Keep in mind that before agreeing to an indemnification provision in a contract, it will be important to check the wording against the coverage provided by your insurance policy, as many times the indemnification section in the contract is broader than the coverage in the policy. In that case, you would be responsible for the uninsured liability. For example, many policies will not cover the other party’s sole negligence yet many contracts have this wording in them.
- Exculpatory provisions. Exculpatory provisions act as a way to eliminate a company’s liability stemming from its own wrongful acts. It may be a simple statement requiring the other party to waive any and all claims against you that result from the business being transacted. In theory this provision is a convenient way to be shielded from potential lawsuits; however, courts may not enforce it. Companies should be very wary of accepting this type of provision in contracts.

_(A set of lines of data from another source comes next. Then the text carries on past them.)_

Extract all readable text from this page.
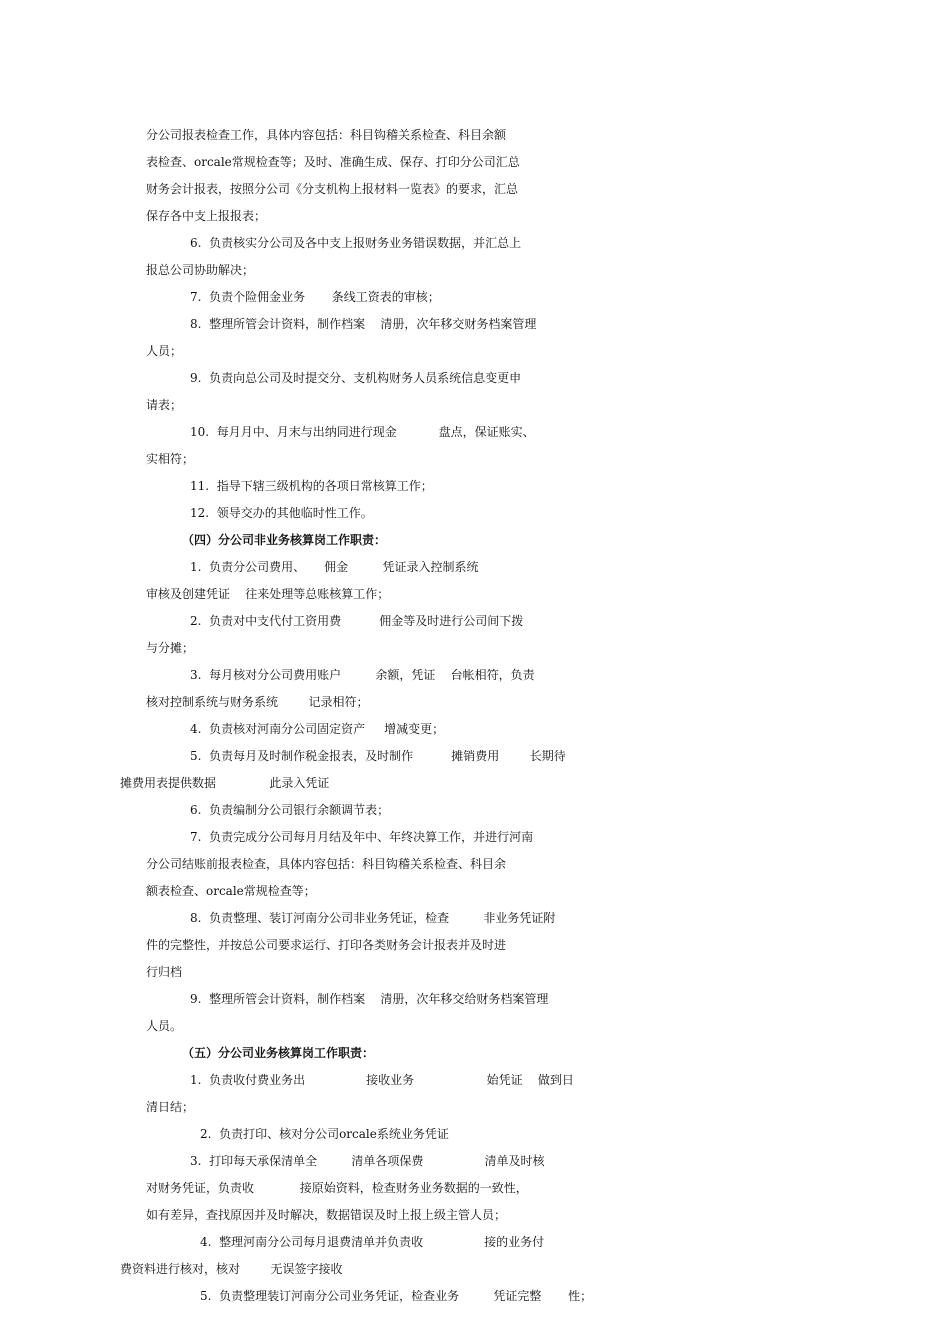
分公司报表检查工作，具体内容包括：科目钩稽关系检查、科目余额
表检查、orcale常规检查等；及时、准确生成、保存、打印分公司汇总
财务会计报表，按照分公司《分支机构上报材料一览表》的要求，汇总
保存各中支上报报表；
6.  负责核实分公司及各中支上报财务业务错误数据，并汇总上
报总公司协助解决；
7.  负责个险佣金业务       条线工资表的审核；
8.  整理所管会计资料，制作档案    清册，次年移交财务档案管理
人员；
9.  负责向总公司及时提交分、支机构财务人员系统信息变更申
请表；
10.  每月月中、月末与出纳同进行现金           盘点，保证账实、
实相符；
11.  指导下辖三级机构的各项日常核算工作；
12.  领导交办的其他临时性工作。
（四）分公司非业务核算岗工作职责：
1.  负责分公司费用、     佣金         凭证录入控制系统
审核及创建凭证    往来处理等总账核算工作；
2.  负责对中支代付工资用费          佣金等及时进行公司间下拨
与分摊；
3.  每月核对分公司费用账户         余额，凭证    台帐相符，负责
核对控制系统与财务系统        记录相符；
4.  负责核对河南分公司固定资产     增减变更；
5.  负责每月及时制作税金报表，及时制作          摊销费用        长期待
摊费用表提供数据              此录入凭证
6.  负责编制分公司银行余额调节表；
7.  负责完成分公司每月月结及年中、年终决算工作，并进行河南
分公司结账前报表检查，具体内容包括：科目钩稽关系检查、科目余
额表检查、orcale常规检查等；
8.  负责整理、装订河南分公司非业务凭证，检查         非业务凭证附
件的完整性，并按总公司要求运行、打印各类财务会计报表并及时进
行归档
9.  整理所管会计资料，制作档案    清册，次年移交给财务档案管理
人员。
（五）分公司业务核算岗工作职责：
1.  负责收付费业务出                接收业务                   始凭证    做到日
清日结；
2.  负责打印、核对分公司orcale系统业务凭证
3.  打印每天承保清单全         清单各项保费                清单及时核
对财务凭证，负责收            接原始资料，检查财务业务数据的一致性，
如有差异，查找原因并及时解决，数据错误及时上报上级主管人员；
4.  整理河南分公司每月退费清单并负责收                接的业务付
费资料进行核对，核对        无误签字接收
5.  负责整理装订河南分公司业务凭证，检查业务         凭证完整       性；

- Additional Insured provisions. Another way to transfer risk is by requiring the other party to list you on their insurance policy as an Additional insured and vice versa. This obligates their insurance carrier to defend and indemnify you as an Additional Insured, even though you pay no premium. Within this provision, other insurance requirements may also be stated, such as the limits, the type of policy form and what type of insurance is required.
It is not enough to simply get an e-mail stating you were “added” as an Additional Insured or receiving a certificate of insurance that shows you were added. You need to see the actual endorsement as coverage for an Additional Insured can be drastically reduced to limit the insurance carrier’s exposure. This can lead you to being majorly underinsured without even knowing it. The endorsement will spell out how you are covered and if there are restrictions or sub-limits for you as an Additional Insured.
If you are adding companies to you insurance policy to gain their business you really need to be careful as well. One very good risk management tactic to follow is to do an annual aggregate contractual liability exposure analysis with your broker. This will help you understand and see all the liability that you have taken on. For example, if you add 10 companies as Additional Insureds throughout the year and you only have $1,000,000 in liability coverage, is that enough in the event of a claim? Or if you have a $900,000 claim then that means you only have $100,000 left for all the other additional insureds to tap in to. A bit scary if you ask me.
- Waiver of Subrogation provisions. Subrogation is the process of one party’s insurance carrier seeking reimbursement from the other party for money spent if they believe that other party was at fault. If your insurance carrier is seeking reimbursement from one of your business partners, it has the potential to severely damage that business relationship. In order to avoid deteriorating partnerships, one or both parties can agree to waive their right of subrogation against the other party before a loss occurs. As with the exculpatory provision, the waiver of subrogation may not hold up in court in the case of gross negligence or willful misconduct. Additionally, your insurance company will want to know if you are doing this and in some cases be the final say because they are the one paying for the claim in the end and/or trying to recover monies.
Shifting the burden of liability through contract language is one method companies have to manage their risk. Keep in mind that just because you sign a contract, it doesn’t mean that your insurance company will agree to the terms and cover a claim. Understanding these terms and provisions as well as how to properly transfer risk is a step towards limiting your company’s overall liability landscape.
NOTE: We are not attorneys and are not recommending any legal advice. All contracts and the information below should be discussed with your counsel before implementing.